Сижу я в инспекторско–хозяйственном отделе Добровольческой армии с двумя адъютантами генерала Деникина (один — поручик 18–го стрелкового полка, а другой — 4–го полка какой?то дивизии). Дверь в комнату открыта. Мимо проходит штатский в пальто, бритый, без усов и бороды, в очках. Я его не узнал в тот момент. Он прошел к генералу Деникину и в скорости ушел из штаба. Это был Милюков. Приблизительно в то же время к генералу Корнилову приезжал Керенский. По слухам, генерал Корнилов предложил ему убраться из Ростова, если он не желает быть повешенным. Керенский пробыл в Ростове, говорят, 3 дня.

На моей душе грех: одного не узнал, а о другом узнал, когда было поздно. Как Милюков, так и Керенский являются главными виновниками гибели нашей Родины. Я бы их обоих тогда же ликвидировал бы, и они не могли бы продолжать свое злое дело. А за три дня до выхода из Ростова к Добровольческой армии присоединился и известный матрос Баткин, о котором я буду говорить в следующей части моих воспоминаний.

8 февраля генерал Корнилов решил произвести мобилизацию лошадей и подвод. Мобилизация была поручена штабс–ротмистру Н. М. Алексееву (сыну генерала Алексеева).

Штабс–ротмистр Алексеев зашел в мое инспекторское отделение и просил дать ему сведения о количестве транспортных средств, необходимых для отдела.
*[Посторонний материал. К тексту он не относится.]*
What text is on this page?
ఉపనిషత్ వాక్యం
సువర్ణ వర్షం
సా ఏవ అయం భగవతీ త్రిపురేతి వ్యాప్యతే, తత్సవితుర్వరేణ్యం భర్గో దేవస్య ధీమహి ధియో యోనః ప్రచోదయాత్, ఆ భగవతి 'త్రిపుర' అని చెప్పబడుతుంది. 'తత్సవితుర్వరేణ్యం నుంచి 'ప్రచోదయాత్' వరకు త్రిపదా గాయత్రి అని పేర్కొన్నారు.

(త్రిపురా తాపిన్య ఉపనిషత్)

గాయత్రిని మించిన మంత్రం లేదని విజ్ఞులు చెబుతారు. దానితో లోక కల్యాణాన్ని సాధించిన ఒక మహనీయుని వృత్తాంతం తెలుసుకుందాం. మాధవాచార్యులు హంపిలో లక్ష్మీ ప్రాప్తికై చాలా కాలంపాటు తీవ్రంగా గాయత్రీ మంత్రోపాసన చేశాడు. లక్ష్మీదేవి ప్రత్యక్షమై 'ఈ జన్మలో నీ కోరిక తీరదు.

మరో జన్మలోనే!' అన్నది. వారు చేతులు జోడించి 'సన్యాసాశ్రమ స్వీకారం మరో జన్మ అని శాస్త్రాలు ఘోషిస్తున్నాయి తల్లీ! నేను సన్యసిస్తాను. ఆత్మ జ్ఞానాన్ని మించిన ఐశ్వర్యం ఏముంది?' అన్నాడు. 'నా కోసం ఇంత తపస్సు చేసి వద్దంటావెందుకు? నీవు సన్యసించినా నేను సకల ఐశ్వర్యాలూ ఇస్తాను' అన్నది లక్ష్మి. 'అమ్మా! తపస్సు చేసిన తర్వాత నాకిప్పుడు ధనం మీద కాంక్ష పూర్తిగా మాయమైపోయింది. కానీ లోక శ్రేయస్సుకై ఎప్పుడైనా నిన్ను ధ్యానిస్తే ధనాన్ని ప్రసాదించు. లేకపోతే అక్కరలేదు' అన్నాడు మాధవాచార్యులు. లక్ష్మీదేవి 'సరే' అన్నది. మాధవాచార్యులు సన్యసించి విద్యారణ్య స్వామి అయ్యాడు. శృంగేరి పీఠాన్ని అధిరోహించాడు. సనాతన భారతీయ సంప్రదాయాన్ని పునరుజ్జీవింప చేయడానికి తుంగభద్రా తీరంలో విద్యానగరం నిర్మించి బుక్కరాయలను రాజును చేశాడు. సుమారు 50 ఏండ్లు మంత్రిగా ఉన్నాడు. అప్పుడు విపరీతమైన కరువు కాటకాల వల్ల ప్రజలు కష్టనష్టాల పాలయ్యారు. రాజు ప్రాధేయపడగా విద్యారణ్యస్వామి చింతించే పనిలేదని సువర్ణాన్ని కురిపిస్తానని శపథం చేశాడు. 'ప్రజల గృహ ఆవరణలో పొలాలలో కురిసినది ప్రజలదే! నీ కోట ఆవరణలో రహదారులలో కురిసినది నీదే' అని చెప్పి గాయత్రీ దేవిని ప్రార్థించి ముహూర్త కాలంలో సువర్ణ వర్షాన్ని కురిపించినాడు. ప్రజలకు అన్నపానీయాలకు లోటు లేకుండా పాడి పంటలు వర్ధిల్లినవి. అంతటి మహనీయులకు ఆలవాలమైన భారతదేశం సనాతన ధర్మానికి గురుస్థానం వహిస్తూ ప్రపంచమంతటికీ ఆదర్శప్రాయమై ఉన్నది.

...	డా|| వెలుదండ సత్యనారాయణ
Нужна была одна пароконная подвода и одна верховая лошадь. На второй день я получил верховую лошадь без седла и даже уздечки, а лошадей для подводы без всякой упряжи. В тот же день все это пришлось оставить, а дела отдела сжечь. Я вышел пешком в поход.

Поздно вечером 9 февраля 1918 года Добровольческая армия начала отходить из Ростова.

Начался 1–й Кубанский генерала Корнилова поход.